Prof Tim Noakes has studied central fatigue, and he believes there is a part of the brain (which he terms the “central governor”) which is responsible for integrating various psychological and physiological factors – such as rate of heat accumulation, sleep status, emotional status, etc. – in order to determine when to create the sensation of fatigue. The parts of the brain responsible for this are part of the limbic system, which deals with emotions, and therefore fatigue can be thought of as an emotion. So although CFS isn’t necessarily caused by “being emotional”, that can be an end-result of the illness (as well as depression).
Infections can cause similar emotional responses: the cytokines released during infection cause the brain to generate so-called “sickness behaviour”, resulting in lethargy and depression.
Research suggests that two parts of the brain might be central to CFS: the “central governor” (insular cortex, anterior cingulate cortex and other regions) and the pre-frontal cortex. The hypothalamus (which is controlled by those brain areas) also seems to be important in generating many of the symptoms of CFS. Most of the symptoms of CFS are related to the central nervous system, immune system and the hormone system, all of which are controlled or significantly influenced by the hypothalamus.
The hypothalamus is the “master controller” of the body, and it regulates all of the body’s automatic functions. In CFS the hypothalamus doesn’t function properly, resulting in impaired immunity, poor digestion, dizziness, nausea and similar symptoms. Some symptoms – fatigue, depression and anxiety – may be directly generated in the brain itself. The central governor, for example, has direct connections to the motor cortex, which can result in fatigue, weakness and paralysis, and this has been shown in brain imaging experiments with athletes and hypnosis subjects.
The pre-frontal cortex is one of the “higher” brain areas which is involved in motivation and long-term planning. It also happens to be an important regulator of the hypothalamus and the HPA axis. Brain scans of CFS patients have shown that the pre-frontal cortex tends to be abnormally under-activated (along with a number of other brain areas). The pre-frontal cortex has also been implicated in depression and stress.

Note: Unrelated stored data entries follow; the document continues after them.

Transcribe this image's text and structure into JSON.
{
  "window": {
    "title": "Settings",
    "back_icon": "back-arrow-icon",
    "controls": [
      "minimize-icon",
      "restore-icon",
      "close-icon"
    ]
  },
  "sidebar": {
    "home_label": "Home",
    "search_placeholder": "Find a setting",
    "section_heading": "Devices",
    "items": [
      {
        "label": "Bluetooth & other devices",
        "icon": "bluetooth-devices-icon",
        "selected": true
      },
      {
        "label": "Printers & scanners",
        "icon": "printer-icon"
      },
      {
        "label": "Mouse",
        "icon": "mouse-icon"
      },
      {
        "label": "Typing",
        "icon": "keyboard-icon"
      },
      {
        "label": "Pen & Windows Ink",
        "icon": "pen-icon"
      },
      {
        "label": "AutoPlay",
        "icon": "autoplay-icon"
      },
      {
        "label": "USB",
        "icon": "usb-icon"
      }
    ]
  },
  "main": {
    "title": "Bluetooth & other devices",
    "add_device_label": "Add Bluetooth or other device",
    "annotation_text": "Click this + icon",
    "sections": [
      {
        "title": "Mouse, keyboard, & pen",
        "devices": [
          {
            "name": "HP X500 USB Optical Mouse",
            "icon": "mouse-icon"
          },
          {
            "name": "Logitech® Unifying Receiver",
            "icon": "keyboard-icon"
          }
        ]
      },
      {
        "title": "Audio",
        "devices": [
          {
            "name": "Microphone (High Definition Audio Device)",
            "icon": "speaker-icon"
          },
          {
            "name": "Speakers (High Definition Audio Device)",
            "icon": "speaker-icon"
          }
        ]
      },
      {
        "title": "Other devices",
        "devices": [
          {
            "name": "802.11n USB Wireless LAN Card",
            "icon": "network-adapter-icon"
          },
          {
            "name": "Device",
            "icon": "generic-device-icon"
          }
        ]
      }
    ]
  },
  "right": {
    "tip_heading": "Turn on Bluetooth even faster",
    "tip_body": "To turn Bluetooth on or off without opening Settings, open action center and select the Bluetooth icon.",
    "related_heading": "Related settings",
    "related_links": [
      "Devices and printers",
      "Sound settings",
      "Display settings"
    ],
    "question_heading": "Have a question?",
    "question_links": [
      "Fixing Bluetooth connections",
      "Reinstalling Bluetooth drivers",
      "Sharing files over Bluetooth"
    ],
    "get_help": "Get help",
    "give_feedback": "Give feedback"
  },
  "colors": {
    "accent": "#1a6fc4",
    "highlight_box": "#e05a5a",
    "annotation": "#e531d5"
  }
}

The balance of evidence seems to show that CFS may be a state of persistent burnout, caused by multiple negative life events and stressors. This state remains even after the initial stressors have been removed. CFS may be a protection method built into the brain, which prevents the body from undergoing stresses that are not perceived as being beneficial in the long-term.
The most important thing to remember is that people can and do make full recoveries from chronic, severe CFS/ME, and are able to live full and normal lives afterwards. Although my own CFS was moderate, I have spoken to people with severe CFS, some of whom were bedbound, who have made full recoveries.
Recovery take time and effort, but is not impossible. If you remove any negative stressors from your life and then work at slowly but gradually building up your mental and physical activity levels, you stand a good chance of progressing towards recovery.
Talk to other people who have recovered and see what works for them, but above all don’t give up and never think that you will be ill for life, as that can be a self-fulfilling prophecy.